Contacting experts for an interview via email, letter, or person is an excellent way to provide more support or even rebuttal to one's research. For my class's research papers in my class AP Language and Composition, my teacher requested that we contact at least two experts in the field of our topic. Because I was researching "brain death and the measures taken to sustain life in brain dead patients," I contacted two neurology professors.

The questions I asked were the same for both:
1) Should there be a balance between science and faith, specifically in declaring patients brain dead? If so, how do you believe is one way it could be achieved?
2) If there is one aspect you could change about the standards or policies in diagnosing brain death currently, what would it be and why?

The first professor I contacted was a professor in neurology and neurosurgery at Yale Medical School and is known for helping establish important 2010 guidelines in determining brain death for the American Academy of Neurology.
His responses were:
1) "Faith in a divine being doesn't really enter the equation for me at all as a physician when it comes to brain death. It's a purely medical diagnosis."
2) "As for the standards, I was an author on the AAN Guidelines in 2010, and I think they're a great improvement on the guidelines from 1995. We tried to make it as clear as possible, so that the diagnosis could be made every single time with absolute certainty. I guess my hope would be that it (the standard created by the 2010 guidelines) would be adopted universally, at least in this country."

The second professor I contacted was a professor in neurology and medicine at the Geisel School of Medicine in Dartmouth and is known for having served 28 years on the AAN Ethics, Law, & Humanities Committee as a chairman.
His responses were:
1) "In my opinion, the definition and determination of brain death should remain independent from religious faith and beliefs. That way, the same concepts and medical procedures can be applied equally to both religious believers and non-believers. Everyone dies. Death definition and determination should be based on biological concepts. The validity of brain death is based on a bio-philosophical concept: the cessation of function of the organism as a whole.
Incidentally, Roman Catholicism accepts brain death, as enunciated by Pope John Paul II in August 2000 in his address to transplant surgeons in Rome. I was part of the Vatican study process in the 1990s, making several trips to the Vatican under auspices of the Pontifical Academy of Life, to advocate the acceptance of brain death, leading to the Pope's announcement.

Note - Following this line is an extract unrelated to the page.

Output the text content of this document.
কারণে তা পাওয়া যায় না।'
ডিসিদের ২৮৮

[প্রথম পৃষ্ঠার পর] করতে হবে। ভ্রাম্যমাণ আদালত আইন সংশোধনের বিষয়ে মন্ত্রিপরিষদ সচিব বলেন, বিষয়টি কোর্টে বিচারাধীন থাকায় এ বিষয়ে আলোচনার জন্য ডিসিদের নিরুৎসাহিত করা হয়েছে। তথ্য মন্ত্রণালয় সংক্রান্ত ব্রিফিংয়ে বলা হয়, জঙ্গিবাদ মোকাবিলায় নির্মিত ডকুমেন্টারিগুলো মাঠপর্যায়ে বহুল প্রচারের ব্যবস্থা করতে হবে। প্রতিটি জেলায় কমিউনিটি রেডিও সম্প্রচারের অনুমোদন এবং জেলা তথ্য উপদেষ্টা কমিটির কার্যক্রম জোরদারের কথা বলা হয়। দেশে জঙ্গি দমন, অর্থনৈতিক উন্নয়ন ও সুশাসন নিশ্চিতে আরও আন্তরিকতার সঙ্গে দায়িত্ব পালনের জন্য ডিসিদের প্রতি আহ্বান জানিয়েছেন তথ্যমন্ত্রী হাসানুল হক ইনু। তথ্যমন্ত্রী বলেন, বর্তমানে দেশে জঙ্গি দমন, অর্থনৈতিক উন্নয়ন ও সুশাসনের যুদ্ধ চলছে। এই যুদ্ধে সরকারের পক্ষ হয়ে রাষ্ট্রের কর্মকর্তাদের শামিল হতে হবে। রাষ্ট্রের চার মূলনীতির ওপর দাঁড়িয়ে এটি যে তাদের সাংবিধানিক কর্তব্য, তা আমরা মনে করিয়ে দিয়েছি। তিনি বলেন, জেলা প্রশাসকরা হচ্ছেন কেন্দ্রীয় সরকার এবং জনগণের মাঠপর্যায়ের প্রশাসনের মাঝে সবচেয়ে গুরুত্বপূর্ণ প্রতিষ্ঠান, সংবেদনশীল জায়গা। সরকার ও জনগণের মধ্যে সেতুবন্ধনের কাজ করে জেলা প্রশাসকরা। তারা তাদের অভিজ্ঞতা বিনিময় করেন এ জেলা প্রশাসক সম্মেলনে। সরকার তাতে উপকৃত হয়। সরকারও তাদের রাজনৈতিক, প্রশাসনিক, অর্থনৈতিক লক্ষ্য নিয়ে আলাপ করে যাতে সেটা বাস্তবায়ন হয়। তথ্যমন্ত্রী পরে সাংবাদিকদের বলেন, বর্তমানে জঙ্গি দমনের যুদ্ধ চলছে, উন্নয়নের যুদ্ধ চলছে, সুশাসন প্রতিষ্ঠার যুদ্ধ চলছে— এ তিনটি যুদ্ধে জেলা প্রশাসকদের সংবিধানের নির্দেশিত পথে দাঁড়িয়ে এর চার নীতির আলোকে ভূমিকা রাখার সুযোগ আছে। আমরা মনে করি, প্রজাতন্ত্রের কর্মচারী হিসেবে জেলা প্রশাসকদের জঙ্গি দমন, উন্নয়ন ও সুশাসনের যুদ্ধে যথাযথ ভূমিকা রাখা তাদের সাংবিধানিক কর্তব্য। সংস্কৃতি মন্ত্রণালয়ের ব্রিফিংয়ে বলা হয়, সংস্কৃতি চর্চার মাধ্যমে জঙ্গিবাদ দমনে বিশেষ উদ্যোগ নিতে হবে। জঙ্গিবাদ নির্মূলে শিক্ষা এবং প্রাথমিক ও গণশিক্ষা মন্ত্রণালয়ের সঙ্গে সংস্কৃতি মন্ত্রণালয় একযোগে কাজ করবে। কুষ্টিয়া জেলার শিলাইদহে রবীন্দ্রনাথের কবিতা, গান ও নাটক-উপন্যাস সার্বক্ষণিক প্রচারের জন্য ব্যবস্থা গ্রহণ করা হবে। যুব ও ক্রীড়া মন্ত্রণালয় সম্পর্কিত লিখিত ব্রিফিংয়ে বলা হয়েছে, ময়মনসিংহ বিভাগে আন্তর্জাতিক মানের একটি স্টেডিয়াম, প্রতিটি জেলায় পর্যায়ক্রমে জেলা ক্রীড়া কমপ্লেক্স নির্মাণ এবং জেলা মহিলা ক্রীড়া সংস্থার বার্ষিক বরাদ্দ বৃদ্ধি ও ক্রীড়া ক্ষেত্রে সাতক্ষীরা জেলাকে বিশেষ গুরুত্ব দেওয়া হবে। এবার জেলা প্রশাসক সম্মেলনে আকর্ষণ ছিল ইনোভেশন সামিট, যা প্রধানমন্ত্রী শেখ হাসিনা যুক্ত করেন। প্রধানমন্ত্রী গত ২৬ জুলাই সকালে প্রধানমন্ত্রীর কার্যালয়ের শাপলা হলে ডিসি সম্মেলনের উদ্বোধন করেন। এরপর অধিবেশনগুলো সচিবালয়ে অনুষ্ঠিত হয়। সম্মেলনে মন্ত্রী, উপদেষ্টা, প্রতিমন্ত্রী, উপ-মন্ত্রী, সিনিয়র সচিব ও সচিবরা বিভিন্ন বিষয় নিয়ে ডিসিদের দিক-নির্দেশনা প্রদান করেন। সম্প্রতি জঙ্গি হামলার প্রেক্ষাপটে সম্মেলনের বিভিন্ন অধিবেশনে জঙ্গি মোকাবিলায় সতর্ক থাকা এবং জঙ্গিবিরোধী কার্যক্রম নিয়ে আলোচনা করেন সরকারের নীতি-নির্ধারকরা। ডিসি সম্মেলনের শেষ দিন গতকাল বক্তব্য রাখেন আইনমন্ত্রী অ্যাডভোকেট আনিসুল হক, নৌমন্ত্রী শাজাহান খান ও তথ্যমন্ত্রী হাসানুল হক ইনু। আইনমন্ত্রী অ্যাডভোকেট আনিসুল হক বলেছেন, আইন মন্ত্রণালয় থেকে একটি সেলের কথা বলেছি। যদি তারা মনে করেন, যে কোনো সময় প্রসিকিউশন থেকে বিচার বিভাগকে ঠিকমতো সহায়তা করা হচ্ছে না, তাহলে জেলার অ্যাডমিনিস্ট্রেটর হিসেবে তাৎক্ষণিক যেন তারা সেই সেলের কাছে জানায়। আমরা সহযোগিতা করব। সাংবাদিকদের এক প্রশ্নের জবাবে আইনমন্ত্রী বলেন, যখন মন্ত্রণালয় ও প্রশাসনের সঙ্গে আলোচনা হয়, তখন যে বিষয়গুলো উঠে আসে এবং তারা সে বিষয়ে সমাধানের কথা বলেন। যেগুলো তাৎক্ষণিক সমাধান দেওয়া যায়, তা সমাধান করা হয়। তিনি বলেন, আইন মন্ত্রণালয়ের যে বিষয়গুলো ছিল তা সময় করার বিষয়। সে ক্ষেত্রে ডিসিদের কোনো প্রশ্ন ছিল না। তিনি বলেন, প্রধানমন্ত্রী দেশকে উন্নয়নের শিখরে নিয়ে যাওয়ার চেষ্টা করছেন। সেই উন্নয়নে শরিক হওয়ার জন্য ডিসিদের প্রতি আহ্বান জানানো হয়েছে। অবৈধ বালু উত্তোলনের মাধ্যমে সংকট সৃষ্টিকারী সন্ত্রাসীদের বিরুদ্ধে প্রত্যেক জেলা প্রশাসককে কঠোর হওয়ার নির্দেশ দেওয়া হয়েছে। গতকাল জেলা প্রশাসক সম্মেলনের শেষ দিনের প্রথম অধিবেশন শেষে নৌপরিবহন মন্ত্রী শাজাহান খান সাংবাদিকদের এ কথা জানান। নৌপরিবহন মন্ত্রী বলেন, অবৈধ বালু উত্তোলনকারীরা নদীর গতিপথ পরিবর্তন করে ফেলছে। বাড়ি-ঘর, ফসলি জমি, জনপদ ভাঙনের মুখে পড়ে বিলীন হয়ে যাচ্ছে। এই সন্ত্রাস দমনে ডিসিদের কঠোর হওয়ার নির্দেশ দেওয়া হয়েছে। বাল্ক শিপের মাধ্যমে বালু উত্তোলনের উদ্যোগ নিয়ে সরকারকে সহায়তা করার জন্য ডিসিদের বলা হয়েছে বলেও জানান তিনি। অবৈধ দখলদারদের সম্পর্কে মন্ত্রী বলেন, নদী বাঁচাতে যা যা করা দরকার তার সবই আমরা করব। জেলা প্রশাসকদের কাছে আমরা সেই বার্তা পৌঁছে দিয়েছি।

In 2006, I traveled to the Vatican to participate in the Pontifical Academy of Sciences conference advocating brain death called "The Signs of Death" which is also available on the Vatican website. These trips and discussions were very interesting."
2) "Physicians need to make the determinations of brain death more rigorous, to prevent false-positive diagnoses, that occur from time to time because of physician carelessness. I advocate for relying on the "confirmatory tests" showing the absence of all blood flow to the brain."

This helps my research paper as I have professional insight on the matter of brain death, and it significantly guides my argument on my stance of whether drastic life-sustaining measures should be implemented on brain dead patients. I thank the professors for taking time to respond to my emails and be interviewed. They were also kind enough to give advice to me for my future academic endeavors! This was a positive experience overall and I learned much from it.